Tuesday, December 29, 2009

Cell-ebrate the Memories

Your cells, all of them, not just the ones in your brain, retain memories. I know, it sounds like fiction. I wouldn’t believe it either if I were you. I mean, how could they remember your favorite tastes, your nervous habits, and your most vivid memories? And yet, it might not all be science fiction. Cellular memory is a popular theory, not merely confined to the pages of Stephen King novels.

I’m with you on this one, I like to stay on the side of caution. And I don’t believe everything I hear. It’s just that some transplant patients have such weird experiences after transplant that they have no other explanation. Take the 29-year-old lesbian who was a fast food junkie and received a heart from a 19-year-old female vegetarian who was self-proclaimed “man crazy.” All of a sudden after transplant, the recipient started reporting that meat made her sick and she was no longer attracted to women. In fact, she became engaged to marry a man.

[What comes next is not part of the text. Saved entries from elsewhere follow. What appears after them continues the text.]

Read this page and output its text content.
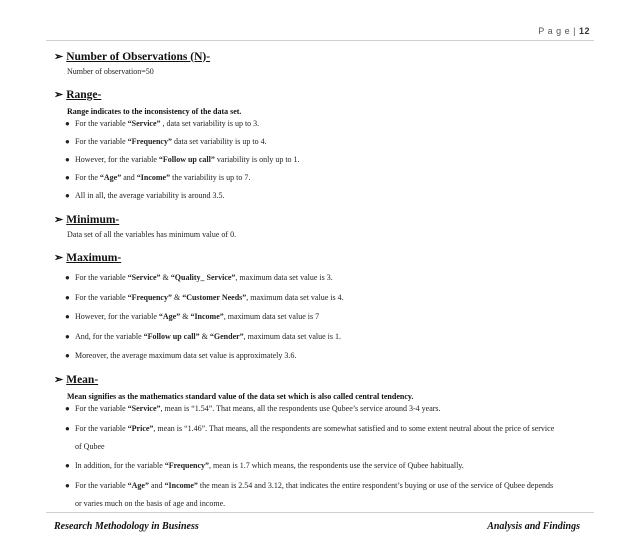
P a g e | 12
➢ Number of Observations (N)-
Number of observation=50
➢ Range-
Range indicates to the inconsistency of the data set.
● For the variable “Service” , data set variability is up to 3.
● For the variable “Frequency” data set variability is up to 4.
● However, for the variable “Follow up call” variability is only up to 1.
● For the “Age” and “Income” the variability is up to 7.
● All in all, the average variability is around 3.5.
➢ Minimum-
Data set of all the variables has minimum value of 0.
➢ Maximum-
● For the variable “Service” & “Quality_ Service”, maximum data set value is 3.
● For the variable “Frequency” & “Customer Needs”, maximum data set value is 4.
● However, for the variable “Age” & “Income”, maximum data set value is 7
● And, for the variable “Follow up call” & “Gender”, maximum data set value is 1.
● Moreover, the average maximum data set value is approximately 3.6.
➢ Mean-
Mean signifies as the mathematics standard value of the data set which is also called central tendency.
● For the variable “Service”, mean is “1.54”. That means, all the respondents use Qubee’s service around 3-4 years.
● For the variable “Price”, mean is “1.46”. That means, all the respondents are somewhat satisfied and to some extent neutral about the price of service
of Qubee
● In addition, for the variable “Frequency”, mean is 1.7 which means, the respondents use the service of Qubee habitually.
● For the variable “Age” and “Income” the mean is 2.54 and 3.12, that indicates the entire respondent’s buying or use of the service of Qubee depends
or varies much on the basis of age and income.
Research Methodology in Business	Analysis and Findings
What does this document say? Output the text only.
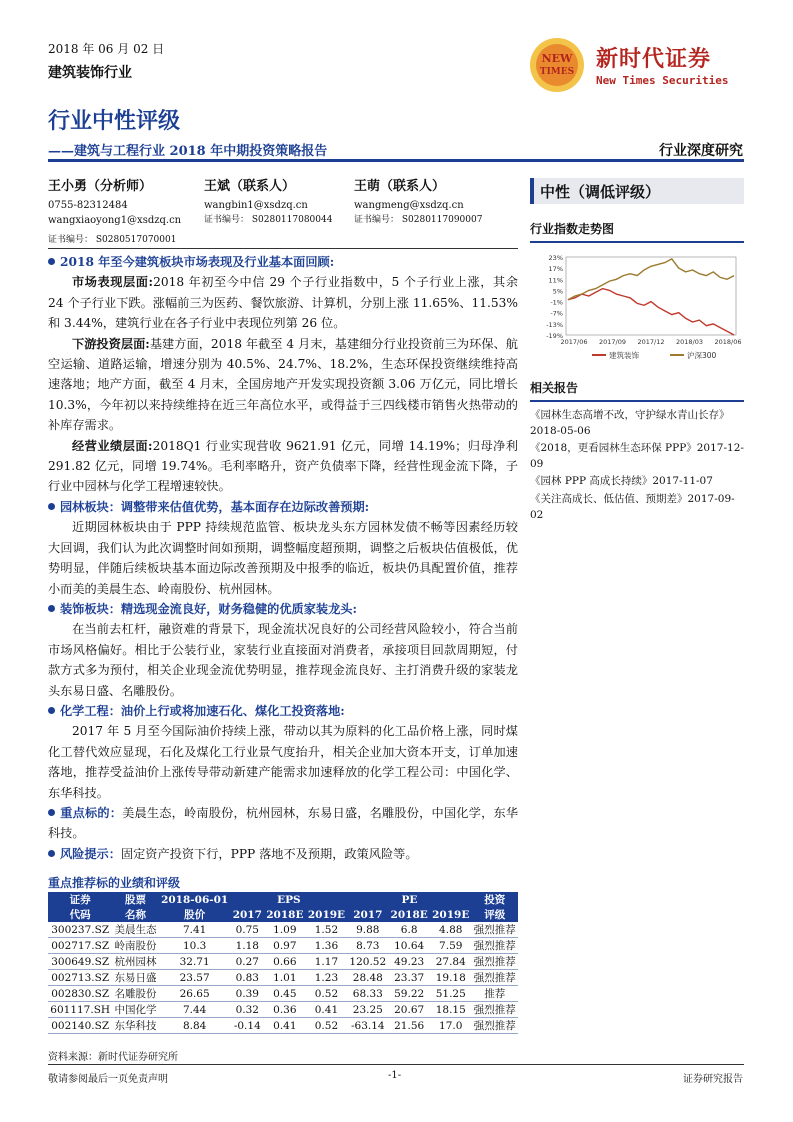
2018 年 06 月 02 日
建筑装饰行业
NEW
TIMES 新时代证券
New Times Securities
行业中性评级
——建筑与工程行业 2018 年中期投资策略报告	行业深度研究
王小勇（分析师）
0755-82312484
wangxiaoyong1@xsdzq.cn
证书编号： S0280517070001
王斌（联系人）
wangbin1@xsdzq.cn
证书编号： S0280117080044
王萌（联系人）
wangmeng@xsdzq.cn
证书编号： S0280117090007
2018 年至今建筑板块市场表现及行业基本面回顾:
市场表现层面:2018 年初至今中信 29 个子行业指数中，5 个子行业上涨，其余 24 个子行业下跌。涨幅前三为医药、餐饮旅游、计算机，分别上涨 11.65%、11.53%和 3.44%，建筑行业在各子行业中表现位列第 26 位。
下游投资层面:基建方面，2018 年截至 4 月末，基建细分行业投资前三为环保、航空运输、道路运输，增速分别为 40.5%、24.7%、18.2%，生态环保投资继续维持高速落地；地产方面，截至 4 月末，全国房地产开发实现投资额 3.06 万亿元，同比增长 10.3%，今年初以来持续维持在近三年高位水平，或得益于三四线楼市销售火热带动的补库存需求。
经营业绩层面:2018Q1 行业实现营收 9621.91 亿元，同增 14.19%；归母净利 291.82 亿元，同增 19.74%。毛利率略升，资产负债率下降，经营性现金流下降，子行业中园林与化学工程增速较快。
园林板块：调整带来估值优势，基本面存在边际改善预期:
近期园林板块由于 PPP 持续规范监管、板块龙头东方园林发债不畅等因素经历较大回调，我们认为此次调整时间如预期，调整幅度超预期，调整之后板块估值极低，优势明显，伴随后续板块基本面边际改善预期及中报季的临近，板块仍具配置价值，推荐小而美的美晨生态、岭南股份、杭州园林。
装饰板块：精选现金流良好，财务稳健的优质家装龙头:
在当前去杠杆，融资难的背景下，现金流状况良好的公司经营风险较小，符合当前市场风格偏好。相比于公装行业，家装行业直接面对消费者，承接项目回款周期短，付款方式多为预付，相关企业现金流优势明显，推荐现金流良好、主打消费升级的家装龙头东易日盛、名雕股份。
化学工程：油价上行或将加速石化、煤化工投资落地:
2017 年 5 月至今国际油价持续上涨，带动以其为原料的化工品价格上涨，同时煤化工替代效应显现，石化及煤化工行业景气度抬升，相关企业加大资本开支，订单加速落地，推荐受益油价上涨传导带动新建产能需求加速释放的化学工程公司：中国化学、东华科技。
重点标的：美晨生态，岭南股份，杭州园林，东易日盛，名雕股份，中国化学，东华科技。
风险提示：固定资产投资下行，PPP 落地不及预期，政策风险等。
重点推荐标的业绩和评级
证券	股票	2018-06-01	EPS			PE			投资
代码	名称	股价	2017	2018E	2019E	2017	2018E	2019E	评级
300237.SZ	美晨生态	7.41	0.75	1.09	1.52	9.88	6.8	4.88	强烈推荐
002717.SZ	岭南股份	10.3	1.18	0.97	1.36	8.73	10.64	7.59	强烈推荐
300649.SZ	杭州园林	32.71	0.27	0.66	1.17	120.52	49.23	27.84	强烈推荐
002713.SZ	东易日盛	23.57	0.83	1.01	1.23	28.48	23.37	19.18	强烈推荐
002830.SZ	名雕股份	26.65	0.39	0.45	0.52	68.33	59.22	51.25	推荐
601117.SH	中国化学	7.44	0.32	0.36	0.41	23.25	20.67	18.15	强烈推荐
002140.SZ	东华科技	8.84	-0.14	0.41	0.52	-63.14	21.56	17.0	强烈推荐
资料来源：新时代证券研究所
中性（调低评级）
行业指数走势图
23%
17%
11%
5%
-1%
-7%
-13%
-19%
2017/06 2017/09 2017/12 2018/03 2018/06
建筑装饰	沪深300
相关报告
《园林生态高增不改，守护绿水青山长存》2018-05-06
《2018，更看园林生态环保 PPP》2017-12-09
《园林 PPP 高成长持续》2017-11-07
《关注高成长、低估值、预期差》2017-09-02
敬请参阅最后一页免责声明	-1-	证券研究报告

OK, that one makes sense. She got a new heart and we all know that’s the seat of love. Nothing could’ve changed that. But then look at the story of Claire Sylvia, probably the most famous of the cellular memory stories. Claire was a healthy, active dancer before she received her heart-lung transplant. Then all of a sudden Claire began having peculiar changes like cravings for beer and chicken nuggets. Later, Claire found out that these were favorites of her donor and that he even had chicken nuggets in his jacket pocket when he died in a motorcycle accident.

See, that one’s a little weird and it makes you start to think if this stuff is real or just the beginning of the plot to a really bad horror film. I mean maybe all that fried food started to get to her donor’s heart, clogging those arteries with memories of Denny’s. I’m really not sure. And we haven’t even gotten to the freakiest story yet, where an eight-year-old girl received the heart of a ten-year-old who had been murdered. After the transplant, the recipient started having horrible nightmares of a man murdering her donor. The dreams became so traumatic that she went to a psychiatrist and then to the police to seek help. According to the psychiatrist, “…using the description from the little girl, they found the murderer. He was easily convicted with the evidence the patient provided. The time, weapon, place, clothes he wore, what the little girl he killed had said to him…everything the little heart transplant recipient had reported was completely accurate.”

Besides having the world’s worse defense attorney, that story really makes you quiver. If I was a donor, what would my organs remember of me? Would it be my calm attitude, a love of pizza, or all the TV I watch? As far as I can tell my new liver didn’t bring any new memories with it. And so I’m not sold on cellular memory. They say the best way to live after death is to donate your organs. And perhaps that’s not as fictitious as we all once thought.